As the Aug. 12 closing date for the $9.5 million, 476-acre land transaction between the county and Rentech approaches, Adams County Supervisors President Darryl Grennell said local economic development officials are actively looking to sell the property.
“We are marketing it right now, as we speak,” Grennell said. “Natchez Inc. has been on top of it.”
Adams County board attorney Scott Slover said the possibility exists that the county will be able to sell the property as soon as it is deeded to the county, but that potential buyers would be vetted beyond just having cash available to purchase the land.
“The county is not in a position where they have to hurry to do this, so they are not going to just take it if someone shows up with $10 million if that is not necessarily what the county is looking for — they are looking for an opportunity to improve our economic development,” he said.

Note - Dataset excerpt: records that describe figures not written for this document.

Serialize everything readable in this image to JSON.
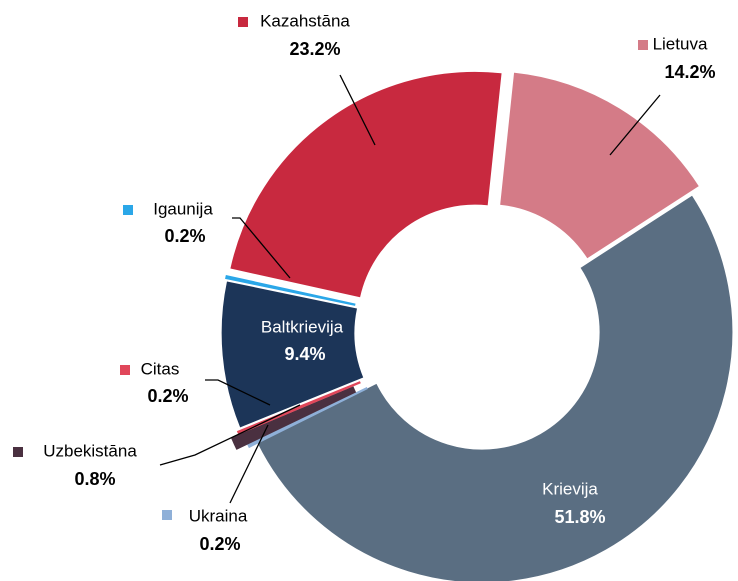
{
  "chart_data": {
    "type": "donut",
    "categories": [
      "Lietuva",
      "Krievija",
      "Ukraina",
      "Uzbekistāna",
      "Citas",
      "Baltkrievija",
      "Igaunija",
      "Kazahstāna"
    ],
    "values": [
      14.2,
      51.8,
      0.2,
      0.8,
      0.2,
      9.4,
      0.2,
      23.2
    ],
    "value_labels": [
      "14.2%",
      "51.8%",
      "0.2%",
      "0.8%",
      "0.2%",
      "9.4%",
      "0.2%",
      "23.2%"
    ],
    "colors": [
      "#d47b87",
      "#5a6e82",
      "#8fb0d8",
      "#4a3040",
      "#e0475a",
      "#1c3558",
      "#2ba7e8",
      "#c8293f"
    ]
  }
}
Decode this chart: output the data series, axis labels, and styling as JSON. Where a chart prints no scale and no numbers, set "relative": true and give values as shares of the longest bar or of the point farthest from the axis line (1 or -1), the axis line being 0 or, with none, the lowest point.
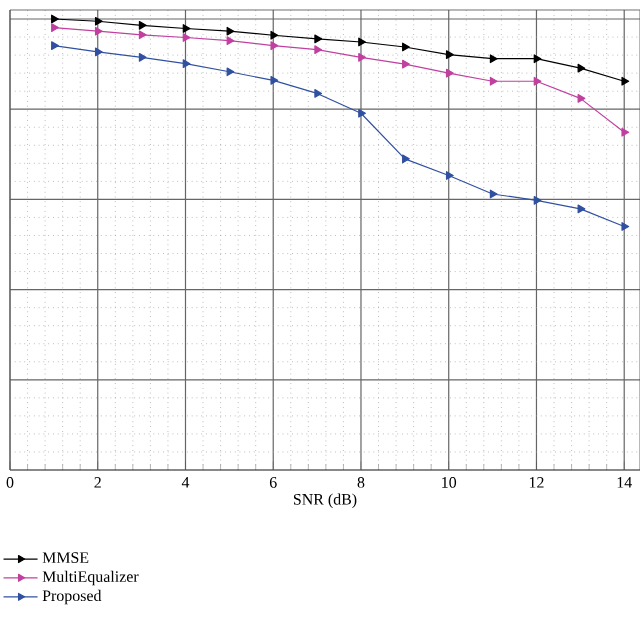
{
  "chart_data": {
    "type": "line",
    "xlabel": "SNR (dB)",
    "relative": true,
    "x": [
      1,
      2,
      3,
      4,
      5,
      6,
      7,
      8,
      9,
      10,
      11,
      12,
      13,
      14
    ],
    "xlim": [
      0,
      14.36
    ],
    "xticks": [
      0,
      2,
      4,
      6,
      8,
      10,
      12,
      14
    ],
    "grid": true,
    "legend": "bottom left",
    "marker": "triangle",
    "line_style": "solid",
    "series": [
      {
        "name": "MMSE",
        "color": "#000000",
        "values": [
          1.0,
          0.995,
          0.986,
          0.979,
          0.973,
          0.964,
          0.956,
          0.949,
          0.938,
          0.921,
          0.912,
          0.912,
          0.891,
          0.862
        ]
      },
      {
        "name": "MultiEqualizer",
        "color": "#c040a0",
        "values": [
          0.981,
          0.973,
          0.965,
          0.959,
          0.952,
          0.941,
          0.932,
          0.915,
          0.9,
          0.88,
          0.862,
          0.862,
          0.824,
          0.749
        ]
      },
      {
        "name": "Proposed",
        "color": "#3050a0",
        "values": [
          0.941,
          0.927,
          0.915,
          0.901,
          0.883,
          0.864,
          0.835,
          0.791,
          0.69,
          0.653,
          0.612,
          0.598,
          0.579,
          0.54
        ]
      }
    ]
  }
}
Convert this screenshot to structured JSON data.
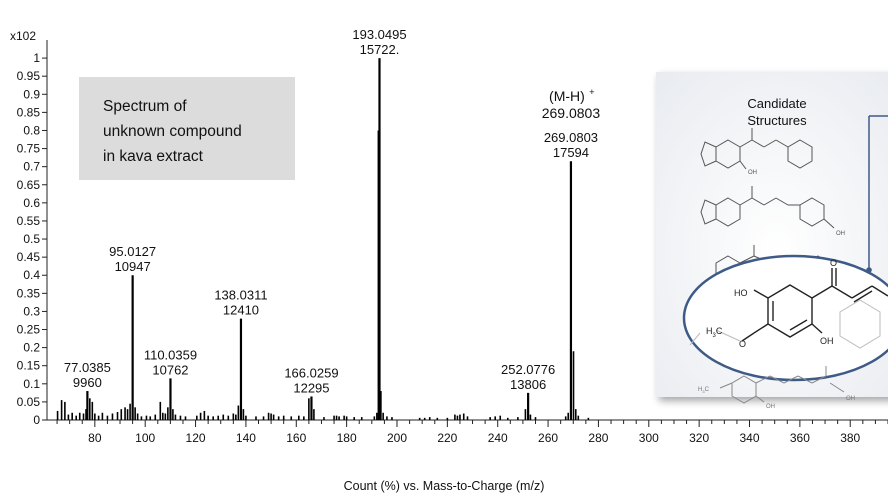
{
  "chart_data": {
    "type": "bar",
    "title": "",
    "multiplier_label": "x102",
    "xlabel": "Count (%) vs. Mass-to-Charge (m/z)",
    "ylabel": "",
    "xlim": [
      61,
      395
    ],
    "ylim": [
      0,
      1.05
    ],
    "xticks": [
      80,
      100,
      120,
      140,
      160,
      180,
      200,
      220,
      240,
      260,
      280,
      300,
      320,
      340,
      360,
      380
    ],
    "yticks": [
      {
        "v": 0,
        "t": "0"
      },
      {
        "v": 0.05,
        "t": "0.05"
      },
      {
        "v": 0.1,
        "t": "0.1"
      },
      {
        "v": 0.15,
        "t": "0.15"
      },
      {
        "v": 0.2,
        "t": "0.2"
      },
      {
        "v": 0.25,
        "t": "0.25"
      },
      {
        "v": 0.3,
        "t": "0.3"
      },
      {
        "v": 0.35,
        "t": "0.35"
      },
      {
        "v": 0.4,
        "t": "0.4"
      },
      {
        "v": 0.45,
        "t": "0.45"
      },
      {
        "v": 0.5,
        "t": "0.5"
      },
      {
        "v": 0.55,
        "t": "0.55"
      },
      {
        "v": 0.6,
        "t": "0.6"
      },
      {
        "v": 0.65,
        "t": "0.65"
      },
      {
        "v": 0.7,
        "t": "0.7"
      },
      {
        "v": 0.75,
        "t": "0.75"
      },
      {
        "v": 0.8,
        "t": "0.8"
      },
      {
        "v": 0.85,
        "t": "0.85"
      },
      {
        "v": 0.9,
        "t": "0.9"
      },
      {
        "v": 0.95,
        "t": "0.95"
      },
      {
        "v": 1,
        "t": "1"
      }
    ],
    "labeled_peaks": [
      {
        "mz": 77.0385,
        "y": 0.08,
        "mz_label": "77.0385",
        "count_label": "9960"
      },
      {
        "mz": 95.0127,
        "y": 0.4,
        "mz_label": "95.0127",
        "count_label": "10947"
      },
      {
        "mz": 110.0359,
        "y": 0.115,
        "mz_label": "110.0359",
        "count_label": "10762"
      },
      {
        "mz": 138.0311,
        "y": 0.28,
        "mz_label": "138.0311",
        "count_label": "12410"
      },
      {
        "mz": 166.0259,
        "y": 0.065,
        "mz_label": "166.0259",
        "count_label": "12295"
      },
      {
        "mz": 193.0495,
        "y": 1.0,
        "mz_label": "193.0495",
        "count_label": "15722."
      },
      {
        "mz": 252.0776,
        "y": 0.075,
        "mz_label": "252.0776",
        "count_label": "13806"
      },
      {
        "mz": 269.0803,
        "y": 0.715,
        "mz_label": "269.0803",
        "count_label": "17594",
        "ion_label": "(M-H)",
        "ion_superscript": "+",
        "ion_mz_label": "269.0803"
      }
    ],
    "minor_peaks": [
      {
        "mz": 65.2,
        "y": 0.025
      },
      {
        "mz": 66.8,
        "y": 0.055
      },
      {
        "mz": 68.1,
        "y": 0.05
      },
      {
        "mz": 69.5,
        "y": 0.015
      },
      {
        "mz": 71.0,
        "y": 0.02
      },
      {
        "mz": 72.6,
        "y": 0.012
      },
      {
        "mz": 74.0,
        "y": 0.02
      },
      {
        "mz": 75.5,
        "y": 0.018
      },
      {
        "mz": 76.5,
        "y": 0.03
      },
      {
        "mz": 78.0,
        "y": 0.06
      },
      {
        "mz": 79.0,
        "y": 0.05
      },
      {
        "mz": 80.0,
        "y": 0.018
      },
      {
        "mz": 81.5,
        "y": 0.012
      },
      {
        "mz": 83.0,
        "y": 0.02
      },
      {
        "mz": 85.0,
        "y": 0.012
      },
      {
        "mz": 87.0,
        "y": 0.018
      },
      {
        "mz": 89.0,
        "y": 0.022
      },
      {
        "mz": 90.5,
        "y": 0.03
      },
      {
        "mz": 92.0,
        "y": 0.035
      },
      {
        "mz": 93.0,
        "y": 0.03
      },
      {
        "mz": 94.0,
        "y": 0.045
      },
      {
        "mz": 96.0,
        "y": 0.035
      },
      {
        "mz": 97.0,
        "y": 0.018
      },
      {
        "mz": 98.5,
        "y": 0.01
      },
      {
        "mz": 100.5,
        "y": 0.012
      },
      {
        "mz": 102.0,
        "y": 0.01
      },
      {
        "mz": 104.0,
        "y": 0.015
      },
      {
        "mz": 106.0,
        "y": 0.05
      },
      {
        "mz": 107.0,
        "y": 0.02
      },
      {
        "mz": 108.0,
        "y": 0.018
      },
      {
        "mz": 109.0,
        "y": 0.035
      },
      {
        "mz": 111.0,
        "y": 0.03
      },
      {
        "mz": 112.0,
        "y": 0.015
      },
      {
        "mz": 114.0,
        "y": 0.012
      },
      {
        "mz": 116.0,
        "y": 0.01
      },
      {
        "mz": 120.5,
        "y": 0.012
      },
      {
        "mz": 122.0,
        "y": 0.02
      },
      {
        "mz": 123.5,
        "y": 0.025
      },
      {
        "mz": 125.0,
        "y": 0.012
      },
      {
        "mz": 127.0,
        "y": 0.01
      },
      {
        "mz": 129.0,
        "y": 0.012
      },
      {
        "mz": 131.0,
        "y": 0.015
      },
      {
        "mz": 133.0,
        "y": 0.012
      },
      {
        "mz": 135.0,
        "y": 0.018
      },
      {
        "mz": 136.0,
        "y": 0.015
      },
      {
        "mz": 137.0,
        "y": 0.04
      },
      {
        "mz": 139.0,
        "y": 0.03
      },
      {
        "mz": 140.0,
        "y": 0.012
      },
      {
        "mz": 144.0,
        "y": 0.01
      },
      {
        "mz": 147.0,
        "y": 0.01
      },
      {
        "mz": 149.0,
        "y": 0.02
      },
      {
        "mz": 150.0,
        "y": 0.018
      },
      {
        "mz": 151.0,
        "y": 0.015
      },
      {
        "mz": 153.0,
        "y": 0.01
      },
      {
        "mz": 155.0,
        "y": 0.012
      },
      {
        "mz": 158.0,
        "y": 0.01
      },
      {
        "mz": 161.0,
        "y": 0.012
      },
      {
        "mz": 163.0,
        "y": 0.01
      },
      {
        "mz": 165.0,
        "y": 0.06
      },
      {
        "mz": 167.0,
        "y": 0.03
      },
      {
        "mz": 171.0,
        "y": 0.008
      },
      {
        "mz": 175.0,
        "y": 0.012
      },
      {
        "mz": 176.0,
        "y": 0.012
      },
      {
        "mz": 177.0,
        "y": 0.01
      },
      {
        "mz": 179.0,
        "y": 0.012
      },
      {
        "mz": 180.0,
        "y": 0.01
      },
      {
        "mz": 183.0,
        "y": 0.008
      },
      {
        "mz": 186.0,
        "y": 0.008
      },
      {
        "mz": 191.0,
        "y": 0.01
      },
      {
        "mz": 192.0,
        "y": 0.02
      },
      {
        "mz": 192.6,
        "y": 0.8
      },
      {
        "mz": 193.6,
        "y": 0.08
      },
      {
        "mz": 194.5,
        "y": 0.02
      },
      {
        "mz": 196.0,
        "y": 0.01
      },
      {
        "mz": 198.0,
        "y": 0.008
      },
      {
        "mz": 209.0,
        "y": 0.006
      },
      {
        "mz": 211.0,
        "y": 0.006
      },
      {
        "mz": 213.0,
        "y": 0.008
      },
      {
        "mz": 216.0,
        "y": 0.006
      },
      {
        "mz": 220.0,
        "y": 0.006
      },
      {
        "mz": 223.0,
        "y": 0.015
      },
      {
        "mz": 224.0,
        "y": 0.012
      },
      {
        "mz": 225.0,
        "y": 0.015
      },
      {
        "mz": 226.5,
        "y": 0.018
      },
      {
        "mz": 228.0,
        "y": 0.01
      },
      {
        "mz": 237.0,
        "y": 0.008
      },
      {
        "mz": 239.0,
        "y": 0.01
      },
      {
        "mz": 241.0,
        "y": 0.012
      },
      {
        "mz": 244.0,
        "y": 0.006
      },
      {
        "mz": 248.0,
        "y": 0.008
      },
      {
        "mz": 251.0,
        "y": 0.03
      },
      {
        "mz": 253.0,
        "y": 0.015
      },
      {
        "mz": 255.0,
        "y": 0.008
      },
      {
        "mz": 267.0,
        "y": 0.01
      },
      {
        "mz": 268.0,
        "y": 0.02
      },
      {
        "mz": 270.1,
        "y": 0.19
      },
      {
        "mz": 271.0,
        "y": 0.03
      },
      {
        "mz": 272.0,
        "y": 0.012
      },
      {
        "mz": 276.0,
        "y": 0.006
      }
    ],
    "annotation_box": {
      "lines": [
        "Spectrum of",
        "unknown compound",
        "in kava extract"
      ],
      "fill": "#dcdcdc"
    },
    "candidate_panel": {
      "title_lines": [
        "Candidate",
        "Structures"
      ],
      "atom_labels": {
        "oh": "OH",
        "ho": "HO",
        "o": "O",
        "h3c": "H",
        "h3c_sub": "3",
        "h3c_c": "C"
      }
    }
  }
}
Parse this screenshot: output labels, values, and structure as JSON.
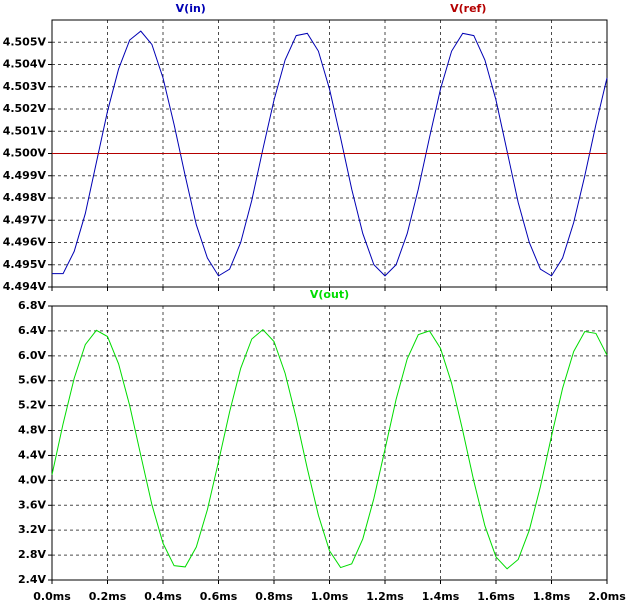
{
  "chart_data": [
    {
      "type": "line",
      "x": [
        0,
        0.04,
        0.08,
        0.12,
        0.16,
        0.2,
        0.24,
        0.28,
        0.32,
        0.36,
        0.4,
        0.44,
        0.48,
        0.52,
        0.56,
        0.6,
        0.64,
        0.68,
        0.72,
        0.76,
        0.8,
        0.84,
        0.88,
        0.92,
        0.96,
        1.0,
        1.04,
        1.08,
        1.12,
        1.16,
        1.2,
        1.24,
        1.28,
        1.32,
        1.36,
        1.4,
        1.44,
        1.48,
        1.52,
        1.56,
        1.6,
        1.64,
        1.68,
        1.72,
        1.76,
        1.8,
        1.84,
        1.88,
        1.92,
        1.96,
        2.0
      ],
      "series": [
        {
          "name": "V(in)",
          "color": "#0000b4",
          "values": [
            4.4946,
            4.4946,
            4.4956,
            4.4973,
            4.4996,
            4.5019,
            4.5038,
            4.5051,
            4.5055,
            4.5049,
            4.5034,
            4.5013,
            4.499,
            4.4968,
            4.4953,
            4.4945,
            4.4948,
            4.496,
            4.4979,
            4.5002,
            4.5024,
            4.5042,
            4.5053,
            4.5054,
            4.5046,
            4.5029,
            4.5007,
            4.4984,
            4.4964,
            4.495,
            4.4945,
            4.495,
            4.4964,
            4.4984,
            4.5007,
            4.5029,
            4.5046,
            4.5054,
            4.5053,
            4.5042,
            4.5024,
            4.5001,
            4.4978,
            4.496,
            4.4948,
            4.4945,
            4.4953,
            4.4969,
            4.499,
            4.5013,
            4.5034
          ]
        },
        {
          "name": "V(ref)",
          "color": "#b40000",
          "values": [
            4.5,
            4.5,
            4.5,
            4.5,
            4.5,
            4.5,
            4.5,
            4.5,
            4.5,
            4.5,
            4.5,
            4.5,
            4.5,
            4.5,
            4.5,
            4.5,
            4.5,
            4.5,
            4.5,
            4.5,
            4.5,
            4.5,
            4.5,
            4.5,
            4.5,
            4.5,
            4.5,
            4.5,
            4.5,
            4.5,
            4.5,
            4.5,
            4.5,
            4.5,
            4.5,
            4.5,
            4.5,
            4.5,
            4.5,
            4.5,
            4.5,
            4.5,
            4.5,
            4.5,
            4.5,
            4.5,
            4.5,
            4.5,
            4.5,
            4.5,
            4.5
          ]
        }
      ],
      "xlim": [
        0,
        2.0
      ],
      "xticks": [
        0,
        0.2,
        0.4,
        0.6,
        0.8,
        1.0,
        1.2,
        1.4,
        1.6,
        1.8,
        2.0
      ],
      "ylim": [
        4.494,
        4.506
      ],
      "yticks": [
        {
          "value": 4.494,
          "label": "4.494V"
        },
        {
          "value": 4.495,
          "label": "4.495V"
        },
        {
          "value": 4.496,
          "label": "4.496V"
        },
        {
          "value": 4.497,
          "label": "4.497V"
        },
        {
          "value": 4.498,
          "label": "4.498V"
        },
        {
          "value": 4.499,
          "label": "4.499V"
        },
        {
          "value": 4.5,
          "label": "4.500V"
        },
        {
          "value": 4.501,
          "label": "4.501V"
        },
        {
          "value": 4.502,
          "label": "4.502V"
        },
        {
          "value": 4.503,
          "label": "4.503V"
        },
        {
          "value": 4.504,
          "label": "4.504V"
        },
        {
          "value": 4.505,
          "label": "4.505V"
        }
      ],
      "grid": true
    },
    {
      "type": "line",
      "x": [
        0,
        0.04,
        0.08,
        0.12,
        0.16,
        0.2,
        0.24,
        0.28,
        0.32,
        0.36,
        0.4,
        0.44,
        0.48,
        0.52,
        0.56,
        0.6,
        0.64,
        0.68,
        0.72,
        0.76,
        0.8,
        0.84,
        0.88,
        0.92,
        0.96,
        1.0,
        1.04,
        1.08,
        1.12,
        1.16,
        1.2,
        1.24,
        1.28,
        1.32,
        1.36,
        1.4,
        1.44,
        1.48,
        1.52,
        1.56,
        1.6,
        1.64,
        1.68,
        1.72,
        1.76,
        1.8,
        1.84,
        1.88,
        1.92,
        1.96,
        2.0
      ],
      "series": [
        {
          "name": "V(out)",
          "color": "#00dc00",
          "values": [
            4.09,
            4.91,
            5.64,
            6.18,
            6.41,
            6.31,
            5.87,
            5.2,
            4.4,
            3.61,
            2.99,
            2.63,
            2.61,
            2.93,
            3.53,
            4.3,
            5.1,
            5.8,
            6.27,
            6.42,
            6.23,
            5.72,
            5.0,
            4.19,
            3.44,
            2.87,
            2.6,
            2.66,
            3.06,
            3.71,
            4.5,
            5.3,
            5.95,
            6.34,
            6.4,
            6.12,
            5.56,
            4.8,
            3.99,
            3.27,
            2.77,
            2.58,
            2.73,
            3.2,
            3.9,
            4.71,
            5.48,
            6.07,
            6.39,
            6.36,
            6.01
          ]
        }
      ],
      "xlim": [
        0,
        2.0
      ],
      "xticks": [
        {
          "value": 0,
          "label": "0.0ms"
        },
        {
          "value": 0.2,
          "label": "0.2ms"
        },
        {
          "value": 0.4,
          "label": "0.4ms"
        },
        {
          "value": 0.6,
          "label": "0.6ms"
        },
        {
          "value": 0.8,
          "label": "0.8ms"
        },
        {
          "value": 1.0,
          "label": "1.0ms"
        },
        {
          "value": 1.2,
          "label": "1.2ms"
        },
        {
          "value": 1.4,
          "label": "1.4ms"
        },
        {
          "value": 1.6,
          "label": "1.6ms"
        },
        {
          "value": 1.8,
          "label": "1.8ms"
        },
        {
          "value": 2.0,
          "label": "2.0ms"
        }
      ],
      "ylim": [
        2.4,
        6.8
      ],
      "yticks": [
        {
          "value": 2.4,
          "label": "2.4V"
        },
        {
          "value": 2.8,
          "label": "2.8V"
        },
        {
          "value": 3.2,
          "label": "3.2V"
        },
        {
          "value": 3.6,
          "label": "3.6V"
        },
        {
          "value": 4.0,
          "label": "4.0V"
        },
        {
          "value": 4.4,
          "label": "4.4V"
        },
        {
          "value": 4.8,
          "label": "4.8V"
        },
        {
          "value": 5.2,
          "label": "5.2V"
        },
        {
          "value": 5.6,
          "label": "5.6V"
        },
        {
          "value": 6.0,
          "label": "6.0V"
        },
        {
          "value": 6.4,
          "label": "6.4V"
        },
        {
          "value": 6.8,
          "label": "6.8V"
        }
      ],
      "grid": true
    }
  ]
}
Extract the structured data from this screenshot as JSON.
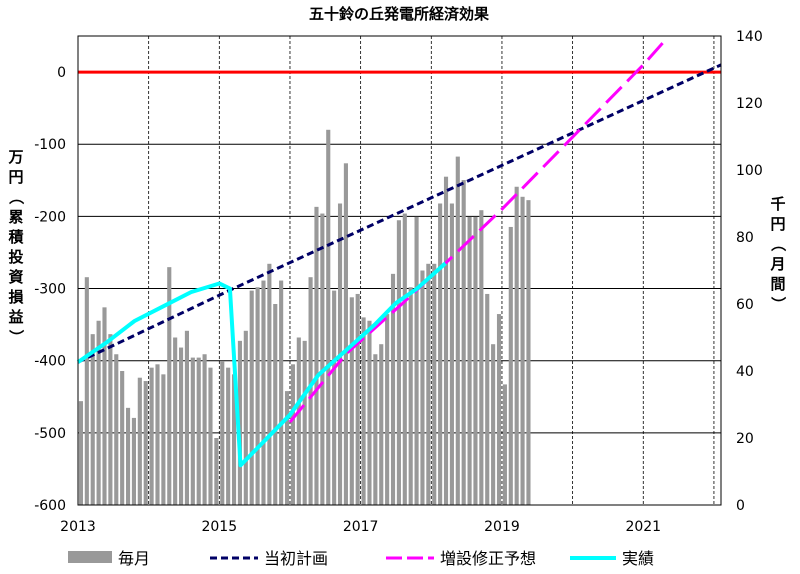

Natchez Inc. Executive Director Chandler Russ said discussions are ongoing with the competing bidder Adams County beat for the property when Rentech put it up for sale earlier this year. Rentech had purchased the land in 2008 with the hopes of building a coal-to-liquid fuel facility on it, but the company scrapped those plans in late 2011.
“We are continuing to have a vigorous and open dialogue with them and trying to seek solutions that are compatible to both the needs of the county and our economic development efforts as well as the needs of our client,” Russ said.
“There is a scenario being worked on that more than likely would have most of the property going toward that client and the county or the St. Catherine Creek Utility Authority keeping the wastewater facility and the appropriate easements that are necessary for our future development along those lines.”
When the county announced it had a binding contract to buy the property, Russ said at the time it was done in part to ensure the county would have access to the former IP industrial wastewater treatment facility as a tool for future economic development recruiting.
Assuming that the competing bidder does not ultimately buy the property from the county, Russ said a master plan would be drawn up in order to maximize the use of the land.
“We have got several active clients that are big investment clients — $100 million-plus investments — that are looking at parts of the property as well, so we are trying to balance some of that out,” Russ said.
But even as the land is appropriately parceled and sold, buyers will be given benchmarks they will have to meet or the land will revert to the county, Slover said.
“When you have a real big industry coming in, they cannot just snap their fingers and build overnight, but we will have some time elements (that will be included in land deals).”